In this episode, Jeff Carpenter talks with Dikang Gu about the origins of Cassandra at Instagram, an update on how the adoption of RocksDB as a storage engine for Cassandra is progressing, geographic data partitioning, and how his team is providing Cassandra as a Service inside Instagram.
Highlights!
0:00 - Welcoming Dikang back to the show and recapping how Cassandra came back into Facebook via the Instagram acquisition.
1:09 - After starting to use Cassandra at a startup in China in 2010, Dikang now leads the Cassandra team at Instagram and is a committer on the project
3:14 - Dikang joined Facebook in 2012 and switched over to Instagram after the acquisition in to 2014 and joined the team working on Cassandra full time, which is now up to 7 engineers.
4:45 - The Cassandra team at Instagram has been working on performance and reliability improvements such as the RocksDB integration. This year they're working on efficiency in compute and storage to help limit hardware growth.
5:55 - Andrew Whang's talk is about a service Instagram has built to partition data by locality, for example to keep data within a particular country or region. This helps with privacy, efficiency, and performance.
9:18 - The team is also working to provide Cassandra as a Service within Instagram. Michael Figuiere's talk is about a layer they are providing on top of Cassandra to simplify access and provide traffic management.
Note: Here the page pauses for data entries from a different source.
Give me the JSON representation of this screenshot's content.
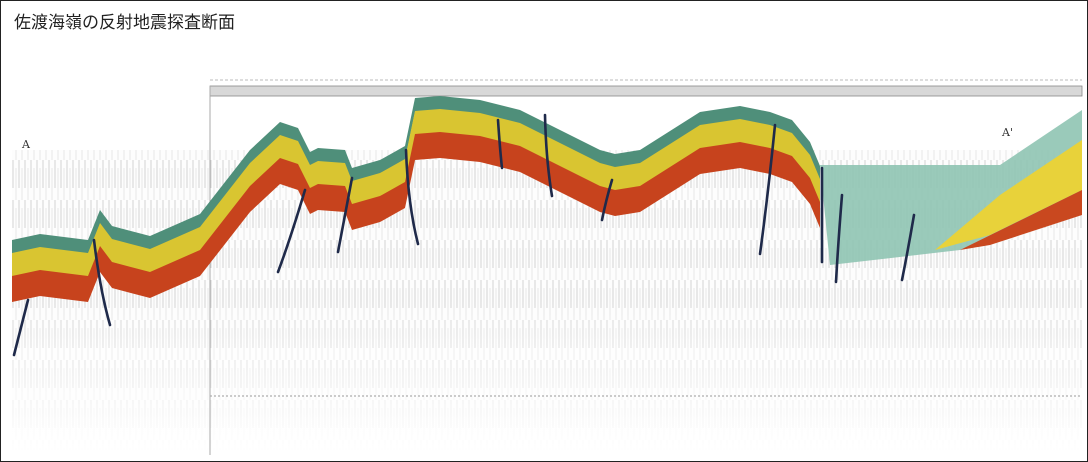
{
  "title": "佐渡海嶺の反射地震探査断面",
  "labels": {
    "start": "A",
    "end": "A'"
  }
}
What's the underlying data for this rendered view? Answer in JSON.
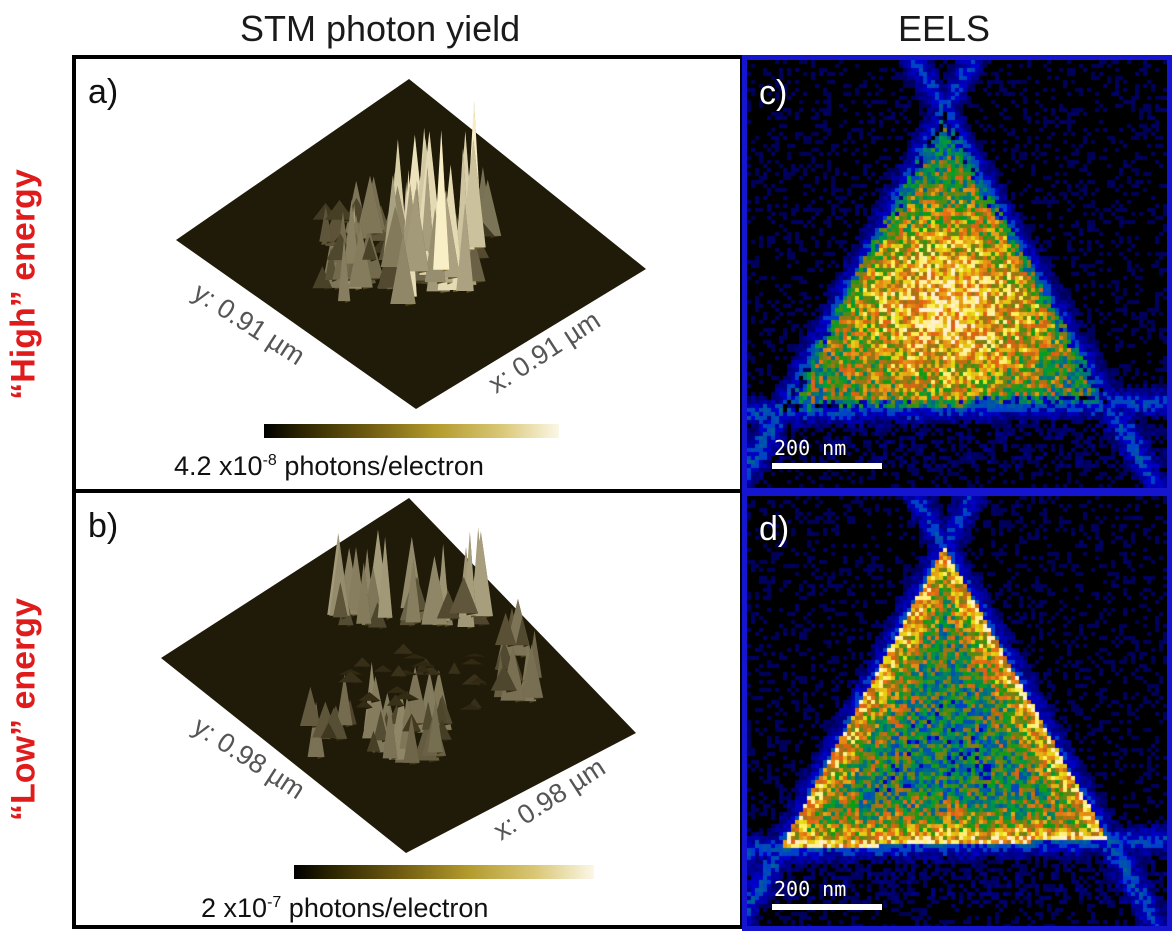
{
  "columns": {
    "stm_title": "STM photon yield",
    "eels_title": "EELS"
  },
  "rows": {
    "high_label": "“High” energy",
    "low_label": "“Low” energy"
  },
  "panels": {
    "a": {
      "letter": "a)",
      "y_axis": "y: 0.91 µm",
      "x_axis": "x: 0.91 µm",
      "colorbar_value": "4.2 x10",
      "colorbar_exp": "-8",
      "colorbar_unit": " photons/electron"
    },
    "b": {
      "letter": "b)",
      "y_axis": "y: 0.98 µm",
      "x_axis": "x: 0.98 µm",
      "colorbar_value": "2 x10",
      "colorbar_exp": "-7",
      "colorbar_unit": " photons/electron"
    },
    "c": {
      "letter": "c)",
      "scale": "200 nm"
    },
    "d": {
      "letter": "d)",
      "scale": "200 nm"
    }
  },
  "colors": {
    "row_label": "#e01b1b",
    "eels_border": "#1515d0",
    "stm_border": "#000000",
    "surface_base": "#1e1808",
    "surface_peak": "#fbf5d8"
  }
}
The API is based on Thrift.
13:43 - Most of the clusters at Instagram have been migrated onto the RocksDB-based engine. They're continuing to work on updating Cassandra APIs to make the storage engine pluggable, this will be a post-4.0 feature.
16:01 - Features in 4.0 that Dikang is excited about include virtual tables and the internode communication based on Netty.
18:08 - Another feature for the future is stronger membership management around the gossip protocol and handling failure.
22:00 - Looking forward to talks at Accelerate about repair and sidecars.